Find the point on the graph of z = 3x^2 − y^2 at which vector n = ⟨12, 4, −1⟩ is normal to the tangent plane.
So far I've got:
fx(x,y) = 6x = 6a
fy(x,y) = -2y = -2b
Where do I go from there?
To find the point on the graph of z = 3x^2 - y^2 where vector n = ⟨12, 4, -1⟩ is normal to the tangent plane, you need to find the values of x and y that satisfy both the partial derivative equations and the condition that the normal vector of the tangent plane is equal to vector n = ⟨12, 4, -1⟩.
Let's continue solving the partial derivatives:
fx(x, y) = 6x
fy(x, y) = -2y
Since we know that fx(x, y) = 6x and fy(x, y) = -2y, we can set them equal to the corresponding components of the normal vector n:
6x = 12 (equation 1)
-2y = 4 (equation 2)
Solve equation 1 for x:
6x = 12
x = 12/6
x = 2
Solve equation 2 for y:
-2y = 4
y = 4/(-2)
y = -2
Therefore, the point on the graph of z = 3x^2 - y^2 where vector n = ⟨12, 4, -1⟩ is normal to the tangent plane is (x, y, z) = (2, -2, z).
To find the value of z at this point, substitute the values of x and y into the equation for the graph:
z = 3(2^2) - (-2^2)
z = 3(4) - 4
z = 12 - 4
z = 8
Hence, the point on the graph of z = 3x^2 - y^2 where vector n = ⟨12, 4, -1⟩ is normal to the tangent plane is (2, -2, 8).
To find the point on the graph of z = 3x^2 − y^2 at which vector n = ⟨12, 4, −1⟩ is normal to the tangent plane, you need to find the gradient of the surface and then set it equal to the given normal vector.

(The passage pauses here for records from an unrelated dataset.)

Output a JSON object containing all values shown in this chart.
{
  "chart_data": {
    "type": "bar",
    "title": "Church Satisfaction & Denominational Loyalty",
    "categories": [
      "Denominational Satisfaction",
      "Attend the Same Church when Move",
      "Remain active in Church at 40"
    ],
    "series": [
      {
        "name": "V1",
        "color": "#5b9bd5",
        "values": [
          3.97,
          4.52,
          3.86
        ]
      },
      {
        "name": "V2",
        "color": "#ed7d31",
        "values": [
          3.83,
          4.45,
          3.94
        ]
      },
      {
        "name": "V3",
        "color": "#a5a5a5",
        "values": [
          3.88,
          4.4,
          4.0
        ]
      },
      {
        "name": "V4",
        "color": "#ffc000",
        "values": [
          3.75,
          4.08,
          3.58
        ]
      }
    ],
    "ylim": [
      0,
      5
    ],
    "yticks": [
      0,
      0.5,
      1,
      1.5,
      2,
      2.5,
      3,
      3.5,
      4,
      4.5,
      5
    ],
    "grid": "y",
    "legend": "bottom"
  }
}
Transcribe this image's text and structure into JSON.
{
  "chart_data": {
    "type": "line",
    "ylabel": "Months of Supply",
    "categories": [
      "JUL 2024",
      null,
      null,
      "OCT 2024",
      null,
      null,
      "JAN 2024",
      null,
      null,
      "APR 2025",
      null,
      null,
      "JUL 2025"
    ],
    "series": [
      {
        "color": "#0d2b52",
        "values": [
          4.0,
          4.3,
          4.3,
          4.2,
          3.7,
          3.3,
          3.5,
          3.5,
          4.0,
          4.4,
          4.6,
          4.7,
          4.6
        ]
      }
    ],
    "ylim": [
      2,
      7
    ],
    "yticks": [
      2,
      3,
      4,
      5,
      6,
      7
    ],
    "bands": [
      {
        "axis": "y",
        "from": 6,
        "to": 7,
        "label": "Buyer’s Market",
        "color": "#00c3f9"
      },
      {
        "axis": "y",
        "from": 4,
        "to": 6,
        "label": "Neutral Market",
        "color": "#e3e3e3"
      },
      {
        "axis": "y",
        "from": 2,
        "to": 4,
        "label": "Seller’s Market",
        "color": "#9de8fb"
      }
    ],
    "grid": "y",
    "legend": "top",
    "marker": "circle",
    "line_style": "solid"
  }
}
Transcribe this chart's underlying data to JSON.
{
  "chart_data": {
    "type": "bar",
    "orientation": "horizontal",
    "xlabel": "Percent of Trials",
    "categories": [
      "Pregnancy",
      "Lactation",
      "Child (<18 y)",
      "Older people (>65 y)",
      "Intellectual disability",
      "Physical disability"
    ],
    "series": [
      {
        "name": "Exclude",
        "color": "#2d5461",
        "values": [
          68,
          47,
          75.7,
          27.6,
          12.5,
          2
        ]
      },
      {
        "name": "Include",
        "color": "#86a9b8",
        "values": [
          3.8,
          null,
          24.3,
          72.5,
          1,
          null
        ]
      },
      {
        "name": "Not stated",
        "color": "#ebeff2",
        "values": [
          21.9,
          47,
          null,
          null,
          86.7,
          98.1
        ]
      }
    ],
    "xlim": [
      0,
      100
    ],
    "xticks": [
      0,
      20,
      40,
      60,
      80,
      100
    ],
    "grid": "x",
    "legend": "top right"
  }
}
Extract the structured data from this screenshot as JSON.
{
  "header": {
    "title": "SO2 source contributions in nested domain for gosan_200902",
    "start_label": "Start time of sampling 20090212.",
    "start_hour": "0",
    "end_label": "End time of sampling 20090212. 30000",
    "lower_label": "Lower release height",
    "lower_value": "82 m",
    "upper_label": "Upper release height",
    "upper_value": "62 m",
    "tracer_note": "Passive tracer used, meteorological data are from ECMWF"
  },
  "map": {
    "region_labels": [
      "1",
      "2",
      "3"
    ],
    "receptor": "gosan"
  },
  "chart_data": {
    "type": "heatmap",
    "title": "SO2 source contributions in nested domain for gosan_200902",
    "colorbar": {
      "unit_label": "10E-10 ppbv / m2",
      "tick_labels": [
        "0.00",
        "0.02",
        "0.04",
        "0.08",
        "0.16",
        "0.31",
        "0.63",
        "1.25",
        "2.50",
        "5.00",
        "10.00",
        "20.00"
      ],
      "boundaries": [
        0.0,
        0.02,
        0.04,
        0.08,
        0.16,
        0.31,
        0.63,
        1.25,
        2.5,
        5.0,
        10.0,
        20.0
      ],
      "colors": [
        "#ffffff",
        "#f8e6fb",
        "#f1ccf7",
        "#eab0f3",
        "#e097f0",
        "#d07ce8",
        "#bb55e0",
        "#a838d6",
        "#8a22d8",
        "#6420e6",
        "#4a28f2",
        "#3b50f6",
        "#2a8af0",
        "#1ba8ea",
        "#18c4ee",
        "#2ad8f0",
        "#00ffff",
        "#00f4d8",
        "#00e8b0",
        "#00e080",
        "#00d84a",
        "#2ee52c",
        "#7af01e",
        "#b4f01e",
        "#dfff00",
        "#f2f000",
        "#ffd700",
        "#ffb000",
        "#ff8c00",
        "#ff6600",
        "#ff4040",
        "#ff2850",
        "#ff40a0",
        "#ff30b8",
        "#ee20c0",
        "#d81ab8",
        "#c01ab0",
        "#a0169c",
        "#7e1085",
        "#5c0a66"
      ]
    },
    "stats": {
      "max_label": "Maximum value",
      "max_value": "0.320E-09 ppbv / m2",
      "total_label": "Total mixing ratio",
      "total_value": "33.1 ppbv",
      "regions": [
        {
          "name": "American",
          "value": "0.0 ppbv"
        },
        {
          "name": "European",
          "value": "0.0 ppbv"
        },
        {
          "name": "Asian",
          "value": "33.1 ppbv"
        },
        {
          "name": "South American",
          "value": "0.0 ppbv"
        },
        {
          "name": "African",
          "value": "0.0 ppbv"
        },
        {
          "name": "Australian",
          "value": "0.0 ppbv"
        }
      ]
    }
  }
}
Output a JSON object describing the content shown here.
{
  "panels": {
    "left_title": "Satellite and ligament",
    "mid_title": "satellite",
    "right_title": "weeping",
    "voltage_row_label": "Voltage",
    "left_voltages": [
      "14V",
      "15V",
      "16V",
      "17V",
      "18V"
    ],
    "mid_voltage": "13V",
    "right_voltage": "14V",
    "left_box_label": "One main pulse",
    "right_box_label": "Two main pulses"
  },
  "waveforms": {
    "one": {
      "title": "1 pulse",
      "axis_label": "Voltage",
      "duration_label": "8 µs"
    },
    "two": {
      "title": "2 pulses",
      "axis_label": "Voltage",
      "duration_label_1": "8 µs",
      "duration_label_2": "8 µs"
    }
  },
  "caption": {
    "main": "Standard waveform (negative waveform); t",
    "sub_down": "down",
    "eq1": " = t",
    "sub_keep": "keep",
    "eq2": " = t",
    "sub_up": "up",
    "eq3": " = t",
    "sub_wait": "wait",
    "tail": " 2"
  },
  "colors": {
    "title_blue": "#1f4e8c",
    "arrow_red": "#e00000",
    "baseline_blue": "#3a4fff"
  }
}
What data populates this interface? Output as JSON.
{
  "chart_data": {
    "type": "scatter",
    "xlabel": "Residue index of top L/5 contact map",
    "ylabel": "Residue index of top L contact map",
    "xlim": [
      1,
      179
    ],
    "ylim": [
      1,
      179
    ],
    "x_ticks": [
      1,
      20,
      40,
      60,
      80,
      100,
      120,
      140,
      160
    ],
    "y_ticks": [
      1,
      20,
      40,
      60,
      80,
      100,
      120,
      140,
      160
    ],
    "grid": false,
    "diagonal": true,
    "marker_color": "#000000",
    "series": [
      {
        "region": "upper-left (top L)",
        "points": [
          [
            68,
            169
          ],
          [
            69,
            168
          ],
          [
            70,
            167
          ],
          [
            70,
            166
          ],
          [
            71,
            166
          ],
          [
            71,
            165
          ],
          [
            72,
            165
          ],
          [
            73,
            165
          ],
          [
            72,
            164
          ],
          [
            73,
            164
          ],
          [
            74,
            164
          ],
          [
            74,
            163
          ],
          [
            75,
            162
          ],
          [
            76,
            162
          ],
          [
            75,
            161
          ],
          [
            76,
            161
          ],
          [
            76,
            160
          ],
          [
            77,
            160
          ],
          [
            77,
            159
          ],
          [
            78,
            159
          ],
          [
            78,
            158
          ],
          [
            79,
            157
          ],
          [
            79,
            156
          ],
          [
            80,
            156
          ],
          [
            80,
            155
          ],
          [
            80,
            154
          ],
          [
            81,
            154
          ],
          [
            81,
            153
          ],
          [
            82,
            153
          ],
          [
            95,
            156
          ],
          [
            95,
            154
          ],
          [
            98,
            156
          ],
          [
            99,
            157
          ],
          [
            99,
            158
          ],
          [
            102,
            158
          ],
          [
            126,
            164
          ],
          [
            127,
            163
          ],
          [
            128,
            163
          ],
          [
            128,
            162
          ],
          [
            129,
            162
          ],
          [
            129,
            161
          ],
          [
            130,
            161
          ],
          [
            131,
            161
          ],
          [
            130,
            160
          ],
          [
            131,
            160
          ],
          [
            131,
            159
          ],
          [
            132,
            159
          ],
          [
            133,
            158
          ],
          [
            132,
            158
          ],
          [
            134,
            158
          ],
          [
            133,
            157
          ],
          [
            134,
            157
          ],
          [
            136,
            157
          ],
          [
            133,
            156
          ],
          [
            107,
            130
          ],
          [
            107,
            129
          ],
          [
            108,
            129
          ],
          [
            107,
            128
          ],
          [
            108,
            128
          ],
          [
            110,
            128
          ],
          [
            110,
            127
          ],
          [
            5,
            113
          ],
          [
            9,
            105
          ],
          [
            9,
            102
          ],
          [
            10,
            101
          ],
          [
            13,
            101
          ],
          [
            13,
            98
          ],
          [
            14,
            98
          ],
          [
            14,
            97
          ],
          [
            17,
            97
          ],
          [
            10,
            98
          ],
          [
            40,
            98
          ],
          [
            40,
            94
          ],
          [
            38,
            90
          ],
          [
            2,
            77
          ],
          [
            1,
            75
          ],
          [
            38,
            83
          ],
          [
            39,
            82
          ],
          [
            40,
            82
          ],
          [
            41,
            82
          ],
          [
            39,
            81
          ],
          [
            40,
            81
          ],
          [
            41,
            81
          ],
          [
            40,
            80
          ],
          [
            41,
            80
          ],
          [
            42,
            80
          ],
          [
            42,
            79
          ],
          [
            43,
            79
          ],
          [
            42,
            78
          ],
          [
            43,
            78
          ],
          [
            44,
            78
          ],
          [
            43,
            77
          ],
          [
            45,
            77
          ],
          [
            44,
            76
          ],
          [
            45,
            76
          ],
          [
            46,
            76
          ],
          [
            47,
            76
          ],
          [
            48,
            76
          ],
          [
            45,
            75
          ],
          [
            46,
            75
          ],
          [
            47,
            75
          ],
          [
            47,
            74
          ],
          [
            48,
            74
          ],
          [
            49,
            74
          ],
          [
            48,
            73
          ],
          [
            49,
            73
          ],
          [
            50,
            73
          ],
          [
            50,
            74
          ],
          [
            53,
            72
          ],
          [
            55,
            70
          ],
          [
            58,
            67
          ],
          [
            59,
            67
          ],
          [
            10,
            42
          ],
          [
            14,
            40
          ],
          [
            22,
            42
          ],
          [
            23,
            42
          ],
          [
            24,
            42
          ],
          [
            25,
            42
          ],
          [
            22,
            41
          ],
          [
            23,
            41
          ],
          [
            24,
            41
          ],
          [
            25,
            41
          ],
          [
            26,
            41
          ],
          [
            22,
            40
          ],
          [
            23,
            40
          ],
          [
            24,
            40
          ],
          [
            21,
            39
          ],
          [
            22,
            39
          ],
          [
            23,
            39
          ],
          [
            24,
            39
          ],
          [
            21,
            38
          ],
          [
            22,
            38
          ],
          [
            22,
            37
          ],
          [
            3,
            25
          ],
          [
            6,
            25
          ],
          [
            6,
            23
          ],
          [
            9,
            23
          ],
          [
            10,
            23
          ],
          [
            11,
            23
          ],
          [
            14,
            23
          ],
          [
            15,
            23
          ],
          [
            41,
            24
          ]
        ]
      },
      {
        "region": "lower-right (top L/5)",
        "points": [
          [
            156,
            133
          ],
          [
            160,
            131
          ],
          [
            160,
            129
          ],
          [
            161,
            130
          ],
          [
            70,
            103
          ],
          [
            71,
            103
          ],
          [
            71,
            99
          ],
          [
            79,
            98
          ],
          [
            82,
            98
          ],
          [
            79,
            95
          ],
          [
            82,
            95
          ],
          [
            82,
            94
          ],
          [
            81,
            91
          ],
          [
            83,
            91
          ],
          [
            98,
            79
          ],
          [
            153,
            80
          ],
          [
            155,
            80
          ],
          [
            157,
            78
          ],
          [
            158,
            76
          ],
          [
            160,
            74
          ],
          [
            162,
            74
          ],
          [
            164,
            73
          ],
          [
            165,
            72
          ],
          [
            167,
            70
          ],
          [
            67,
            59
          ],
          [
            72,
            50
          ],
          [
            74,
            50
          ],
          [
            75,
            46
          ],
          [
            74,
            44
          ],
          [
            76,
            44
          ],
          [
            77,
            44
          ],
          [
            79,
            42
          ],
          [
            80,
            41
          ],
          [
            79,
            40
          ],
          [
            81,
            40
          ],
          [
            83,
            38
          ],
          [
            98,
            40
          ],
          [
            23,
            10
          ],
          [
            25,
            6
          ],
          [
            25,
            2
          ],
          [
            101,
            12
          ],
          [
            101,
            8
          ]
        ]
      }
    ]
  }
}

First, find the partial derivatives of the surface equation:
fx(x, y) = 6x
fy(x, y) = -2y
Since you want to find the point where vector n is normal to the tangent plane, the gradient of the surface should be parallel to vector n. Therefore, the components of the gradient vector should be proportional to the components of n:
6x = 12 (1a)
-2y = 4 (1b)
0 = -1 (1c)
From equation (1a), solve for x:
6x = 12
x = 2
From equation (1b), solve for y:
-2y = 4
y = -2
Now substitute the values of x and y back into the equation of the surface to find z:
z = 3(2)^2 - (-2)^2
z = 12 - 4
z = 8
Therefore, the point on the graph where vector n is normal to the tangent plane is (2, -2, 8).